Happy days I'm a UK truck driver, I have a Canadian class 1 licence last time I came out I worked out Lethbridge and my wife and son stopped in the UK .This time we're all coming over and looking at Manitoba ie Winnipeg area can anybody put us onto a good trucking company and a decent area to live ?


----------



## Gibjam (Sep 6, 2013)

mick stokes said:


> Happy days I'm a UK truck driver, I have a Canadian class 1 licence last time I came out I worked out Lethbridge and my wife and son stopped in the UK .This time we're all coming over and looking at Manitoba ie Winnipeg area can anybody put us onto a good trucking company and a decent area to live ?


Hi Mick, I can not advise on trucking companies but I know Bison have a presence in the city and I know Polar operate the city if you're looking to get onto Ice Road Truckers.

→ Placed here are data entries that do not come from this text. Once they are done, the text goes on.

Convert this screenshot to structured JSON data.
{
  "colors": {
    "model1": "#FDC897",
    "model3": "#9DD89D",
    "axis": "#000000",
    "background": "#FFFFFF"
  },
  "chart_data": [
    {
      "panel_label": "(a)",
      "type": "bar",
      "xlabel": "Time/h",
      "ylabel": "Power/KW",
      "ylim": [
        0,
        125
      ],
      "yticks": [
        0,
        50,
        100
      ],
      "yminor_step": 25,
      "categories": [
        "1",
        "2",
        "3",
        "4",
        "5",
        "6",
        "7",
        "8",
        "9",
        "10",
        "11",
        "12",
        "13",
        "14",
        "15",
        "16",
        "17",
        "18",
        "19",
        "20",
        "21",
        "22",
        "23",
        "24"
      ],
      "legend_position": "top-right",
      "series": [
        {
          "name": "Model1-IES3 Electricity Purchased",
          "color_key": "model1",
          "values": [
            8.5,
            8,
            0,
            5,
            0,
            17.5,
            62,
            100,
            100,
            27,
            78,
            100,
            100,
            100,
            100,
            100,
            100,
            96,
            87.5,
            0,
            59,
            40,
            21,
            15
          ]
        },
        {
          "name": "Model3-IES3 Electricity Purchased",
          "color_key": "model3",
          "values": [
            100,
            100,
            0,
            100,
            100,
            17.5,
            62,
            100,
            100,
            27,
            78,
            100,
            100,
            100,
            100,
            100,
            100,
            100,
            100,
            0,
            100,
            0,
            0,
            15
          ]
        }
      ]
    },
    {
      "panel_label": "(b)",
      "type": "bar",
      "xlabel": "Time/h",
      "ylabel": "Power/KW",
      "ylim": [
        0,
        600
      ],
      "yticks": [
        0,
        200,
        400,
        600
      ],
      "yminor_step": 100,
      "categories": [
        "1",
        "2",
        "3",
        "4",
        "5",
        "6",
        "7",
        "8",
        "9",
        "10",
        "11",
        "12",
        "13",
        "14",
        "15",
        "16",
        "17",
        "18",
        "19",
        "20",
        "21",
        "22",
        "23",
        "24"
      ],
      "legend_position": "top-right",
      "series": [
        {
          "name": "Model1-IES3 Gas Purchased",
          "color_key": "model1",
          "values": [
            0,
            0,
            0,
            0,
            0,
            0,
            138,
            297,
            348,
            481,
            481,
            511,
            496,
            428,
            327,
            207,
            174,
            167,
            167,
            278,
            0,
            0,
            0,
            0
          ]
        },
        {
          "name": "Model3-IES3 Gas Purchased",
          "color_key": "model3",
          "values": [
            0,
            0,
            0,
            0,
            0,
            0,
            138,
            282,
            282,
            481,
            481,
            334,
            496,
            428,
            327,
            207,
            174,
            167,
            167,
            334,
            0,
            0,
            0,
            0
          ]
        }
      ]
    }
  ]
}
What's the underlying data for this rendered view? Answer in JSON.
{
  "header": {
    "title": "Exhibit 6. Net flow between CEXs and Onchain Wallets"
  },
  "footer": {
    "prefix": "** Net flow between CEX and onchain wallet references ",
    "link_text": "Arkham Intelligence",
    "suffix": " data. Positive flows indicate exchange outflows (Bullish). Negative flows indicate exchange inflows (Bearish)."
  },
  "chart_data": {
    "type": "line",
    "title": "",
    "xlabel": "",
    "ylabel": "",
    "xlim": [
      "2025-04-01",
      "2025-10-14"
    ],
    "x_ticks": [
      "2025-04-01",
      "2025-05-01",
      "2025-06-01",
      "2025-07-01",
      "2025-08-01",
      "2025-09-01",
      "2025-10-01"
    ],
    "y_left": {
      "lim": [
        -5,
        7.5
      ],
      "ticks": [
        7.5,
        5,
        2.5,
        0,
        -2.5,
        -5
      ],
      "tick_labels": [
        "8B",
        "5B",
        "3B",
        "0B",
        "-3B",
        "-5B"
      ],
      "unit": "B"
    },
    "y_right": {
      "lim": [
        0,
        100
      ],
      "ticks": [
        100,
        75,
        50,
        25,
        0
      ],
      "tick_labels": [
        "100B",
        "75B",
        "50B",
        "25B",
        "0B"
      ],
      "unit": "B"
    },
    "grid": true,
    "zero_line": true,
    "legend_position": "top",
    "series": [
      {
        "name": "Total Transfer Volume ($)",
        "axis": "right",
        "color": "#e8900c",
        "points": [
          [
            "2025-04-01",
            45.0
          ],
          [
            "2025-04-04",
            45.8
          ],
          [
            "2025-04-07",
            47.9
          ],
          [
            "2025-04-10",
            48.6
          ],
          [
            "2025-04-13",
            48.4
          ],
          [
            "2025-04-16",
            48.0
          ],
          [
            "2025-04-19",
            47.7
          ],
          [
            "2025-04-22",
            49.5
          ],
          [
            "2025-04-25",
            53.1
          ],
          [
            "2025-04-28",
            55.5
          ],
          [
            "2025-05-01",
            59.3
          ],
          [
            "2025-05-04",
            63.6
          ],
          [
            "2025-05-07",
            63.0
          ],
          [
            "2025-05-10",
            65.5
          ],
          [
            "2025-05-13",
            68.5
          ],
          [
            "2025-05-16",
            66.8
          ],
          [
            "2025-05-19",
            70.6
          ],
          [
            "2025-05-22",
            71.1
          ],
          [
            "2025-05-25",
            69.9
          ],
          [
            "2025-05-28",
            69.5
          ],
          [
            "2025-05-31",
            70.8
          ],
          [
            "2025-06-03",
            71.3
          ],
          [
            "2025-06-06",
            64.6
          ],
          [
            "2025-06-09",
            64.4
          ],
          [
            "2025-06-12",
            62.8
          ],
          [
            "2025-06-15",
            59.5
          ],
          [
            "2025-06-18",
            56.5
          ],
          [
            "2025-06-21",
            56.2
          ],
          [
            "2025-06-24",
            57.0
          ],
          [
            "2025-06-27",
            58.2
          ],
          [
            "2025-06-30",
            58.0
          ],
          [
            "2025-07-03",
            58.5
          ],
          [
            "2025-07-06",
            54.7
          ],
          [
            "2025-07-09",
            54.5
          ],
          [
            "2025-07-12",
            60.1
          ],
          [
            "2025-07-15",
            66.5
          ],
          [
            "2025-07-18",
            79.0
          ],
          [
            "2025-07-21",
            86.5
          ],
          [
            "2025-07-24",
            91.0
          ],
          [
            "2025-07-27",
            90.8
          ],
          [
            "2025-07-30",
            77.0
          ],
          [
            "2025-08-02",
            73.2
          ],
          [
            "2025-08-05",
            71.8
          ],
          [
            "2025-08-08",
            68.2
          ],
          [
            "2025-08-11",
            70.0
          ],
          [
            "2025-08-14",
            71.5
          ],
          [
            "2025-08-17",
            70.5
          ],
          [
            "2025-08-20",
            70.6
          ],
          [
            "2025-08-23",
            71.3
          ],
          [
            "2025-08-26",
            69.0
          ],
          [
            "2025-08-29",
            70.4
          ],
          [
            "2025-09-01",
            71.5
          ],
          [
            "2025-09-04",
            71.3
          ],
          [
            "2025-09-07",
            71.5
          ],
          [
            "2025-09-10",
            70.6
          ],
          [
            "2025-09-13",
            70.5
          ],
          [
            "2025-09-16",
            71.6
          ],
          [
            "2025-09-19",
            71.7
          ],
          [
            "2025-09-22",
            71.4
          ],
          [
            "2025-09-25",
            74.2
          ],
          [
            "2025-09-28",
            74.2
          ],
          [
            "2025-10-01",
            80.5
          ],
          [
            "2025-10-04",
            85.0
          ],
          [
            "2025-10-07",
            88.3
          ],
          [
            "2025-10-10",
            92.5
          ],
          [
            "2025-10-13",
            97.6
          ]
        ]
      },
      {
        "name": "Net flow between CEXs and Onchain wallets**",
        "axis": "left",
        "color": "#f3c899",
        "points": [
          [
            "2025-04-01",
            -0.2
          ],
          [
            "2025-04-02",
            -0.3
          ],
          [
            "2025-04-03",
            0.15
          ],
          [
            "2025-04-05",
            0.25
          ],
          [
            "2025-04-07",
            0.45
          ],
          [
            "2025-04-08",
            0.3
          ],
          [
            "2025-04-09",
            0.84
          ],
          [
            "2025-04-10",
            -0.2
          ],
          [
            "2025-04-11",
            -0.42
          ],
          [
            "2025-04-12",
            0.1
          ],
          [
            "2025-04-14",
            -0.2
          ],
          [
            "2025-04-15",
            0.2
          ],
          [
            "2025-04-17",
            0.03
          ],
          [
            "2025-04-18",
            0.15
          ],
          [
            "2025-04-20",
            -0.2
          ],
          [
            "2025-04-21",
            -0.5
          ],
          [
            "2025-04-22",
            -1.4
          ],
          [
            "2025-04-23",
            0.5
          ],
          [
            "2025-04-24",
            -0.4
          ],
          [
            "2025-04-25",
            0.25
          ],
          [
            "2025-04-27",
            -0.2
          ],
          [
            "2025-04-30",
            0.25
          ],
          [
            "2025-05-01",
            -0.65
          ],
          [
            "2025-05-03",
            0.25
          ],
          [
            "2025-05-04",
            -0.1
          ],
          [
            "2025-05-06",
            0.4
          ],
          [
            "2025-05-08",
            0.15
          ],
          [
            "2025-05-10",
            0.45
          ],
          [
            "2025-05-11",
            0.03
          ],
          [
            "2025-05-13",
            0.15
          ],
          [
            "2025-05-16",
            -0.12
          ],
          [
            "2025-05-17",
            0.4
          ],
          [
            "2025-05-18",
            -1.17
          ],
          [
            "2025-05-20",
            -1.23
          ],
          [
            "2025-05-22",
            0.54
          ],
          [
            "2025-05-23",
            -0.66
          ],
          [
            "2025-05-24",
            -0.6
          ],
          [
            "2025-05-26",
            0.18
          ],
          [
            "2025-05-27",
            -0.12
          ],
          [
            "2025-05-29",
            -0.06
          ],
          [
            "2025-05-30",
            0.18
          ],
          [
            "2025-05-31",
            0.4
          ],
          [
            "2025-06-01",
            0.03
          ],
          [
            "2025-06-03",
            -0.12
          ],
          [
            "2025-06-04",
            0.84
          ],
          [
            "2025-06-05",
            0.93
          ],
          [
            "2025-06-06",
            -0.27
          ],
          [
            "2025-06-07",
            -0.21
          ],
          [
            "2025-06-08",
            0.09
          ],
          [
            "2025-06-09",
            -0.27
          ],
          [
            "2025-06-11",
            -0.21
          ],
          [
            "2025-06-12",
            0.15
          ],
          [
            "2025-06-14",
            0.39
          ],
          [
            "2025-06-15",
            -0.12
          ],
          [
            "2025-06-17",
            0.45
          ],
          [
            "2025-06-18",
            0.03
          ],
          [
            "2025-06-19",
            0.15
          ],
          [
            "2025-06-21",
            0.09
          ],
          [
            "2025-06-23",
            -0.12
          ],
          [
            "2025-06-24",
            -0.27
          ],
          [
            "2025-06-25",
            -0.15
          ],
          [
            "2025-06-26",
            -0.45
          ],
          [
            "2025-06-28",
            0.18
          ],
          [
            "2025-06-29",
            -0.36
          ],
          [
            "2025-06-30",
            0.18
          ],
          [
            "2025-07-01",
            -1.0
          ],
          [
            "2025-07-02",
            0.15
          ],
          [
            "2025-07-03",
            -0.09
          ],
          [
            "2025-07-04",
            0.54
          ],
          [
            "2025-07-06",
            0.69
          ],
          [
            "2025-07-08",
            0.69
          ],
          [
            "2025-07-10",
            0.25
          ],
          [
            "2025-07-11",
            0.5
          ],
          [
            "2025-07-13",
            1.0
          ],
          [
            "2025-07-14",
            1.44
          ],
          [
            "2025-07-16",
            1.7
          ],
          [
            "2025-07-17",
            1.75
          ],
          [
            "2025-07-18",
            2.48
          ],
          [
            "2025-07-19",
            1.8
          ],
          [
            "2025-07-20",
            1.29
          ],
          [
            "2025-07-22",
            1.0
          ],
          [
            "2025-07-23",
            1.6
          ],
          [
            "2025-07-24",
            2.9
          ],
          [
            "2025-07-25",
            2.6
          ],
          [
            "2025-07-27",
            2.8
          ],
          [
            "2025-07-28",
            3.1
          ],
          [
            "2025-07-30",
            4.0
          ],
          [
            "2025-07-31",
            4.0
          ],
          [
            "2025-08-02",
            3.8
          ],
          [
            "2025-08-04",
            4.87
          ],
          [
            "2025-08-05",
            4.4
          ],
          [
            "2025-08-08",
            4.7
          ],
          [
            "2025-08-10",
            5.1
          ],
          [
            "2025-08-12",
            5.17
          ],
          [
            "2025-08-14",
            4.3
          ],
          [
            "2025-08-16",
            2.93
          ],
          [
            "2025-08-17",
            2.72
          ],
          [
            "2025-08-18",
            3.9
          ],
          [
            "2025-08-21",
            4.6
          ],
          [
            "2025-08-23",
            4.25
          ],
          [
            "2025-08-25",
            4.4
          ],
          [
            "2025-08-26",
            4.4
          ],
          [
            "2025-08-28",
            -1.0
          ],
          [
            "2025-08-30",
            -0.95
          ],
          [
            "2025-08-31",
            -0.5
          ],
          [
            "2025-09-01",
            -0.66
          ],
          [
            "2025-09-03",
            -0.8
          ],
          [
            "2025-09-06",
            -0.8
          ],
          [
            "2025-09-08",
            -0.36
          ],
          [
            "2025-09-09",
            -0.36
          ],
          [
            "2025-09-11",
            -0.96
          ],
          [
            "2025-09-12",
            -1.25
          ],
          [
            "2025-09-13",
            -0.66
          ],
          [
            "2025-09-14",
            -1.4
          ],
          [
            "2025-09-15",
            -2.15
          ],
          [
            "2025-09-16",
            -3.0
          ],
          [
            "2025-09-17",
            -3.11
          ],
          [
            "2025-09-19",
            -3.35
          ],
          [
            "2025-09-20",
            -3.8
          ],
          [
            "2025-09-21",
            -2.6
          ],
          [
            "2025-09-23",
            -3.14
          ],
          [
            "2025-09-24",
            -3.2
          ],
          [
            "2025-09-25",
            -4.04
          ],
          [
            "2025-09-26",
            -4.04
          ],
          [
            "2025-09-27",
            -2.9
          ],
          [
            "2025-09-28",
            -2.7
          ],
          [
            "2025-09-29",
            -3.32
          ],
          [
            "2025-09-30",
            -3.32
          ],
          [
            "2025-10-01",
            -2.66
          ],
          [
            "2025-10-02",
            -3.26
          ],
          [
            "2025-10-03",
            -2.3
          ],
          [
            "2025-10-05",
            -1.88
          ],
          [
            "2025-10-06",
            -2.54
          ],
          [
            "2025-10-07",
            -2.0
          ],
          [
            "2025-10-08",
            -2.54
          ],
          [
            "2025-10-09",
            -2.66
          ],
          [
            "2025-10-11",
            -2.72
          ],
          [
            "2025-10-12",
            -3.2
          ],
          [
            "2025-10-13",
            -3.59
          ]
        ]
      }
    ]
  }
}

Anyway, stick to the South of the city would be my advice. Other than that Transcona with is in the NW corner and closer to the industrial sites so would guess the yards.

Neighborhoods to name but a few:
River Park South, Royalwood, St Vital, Bridgewater, Charleswood, Fort Garry, Southdale...

We moved here last April and so far so good.


----------



## mick stokes (Feb 17, 2015)

Thanks for the advice Gibjam


----------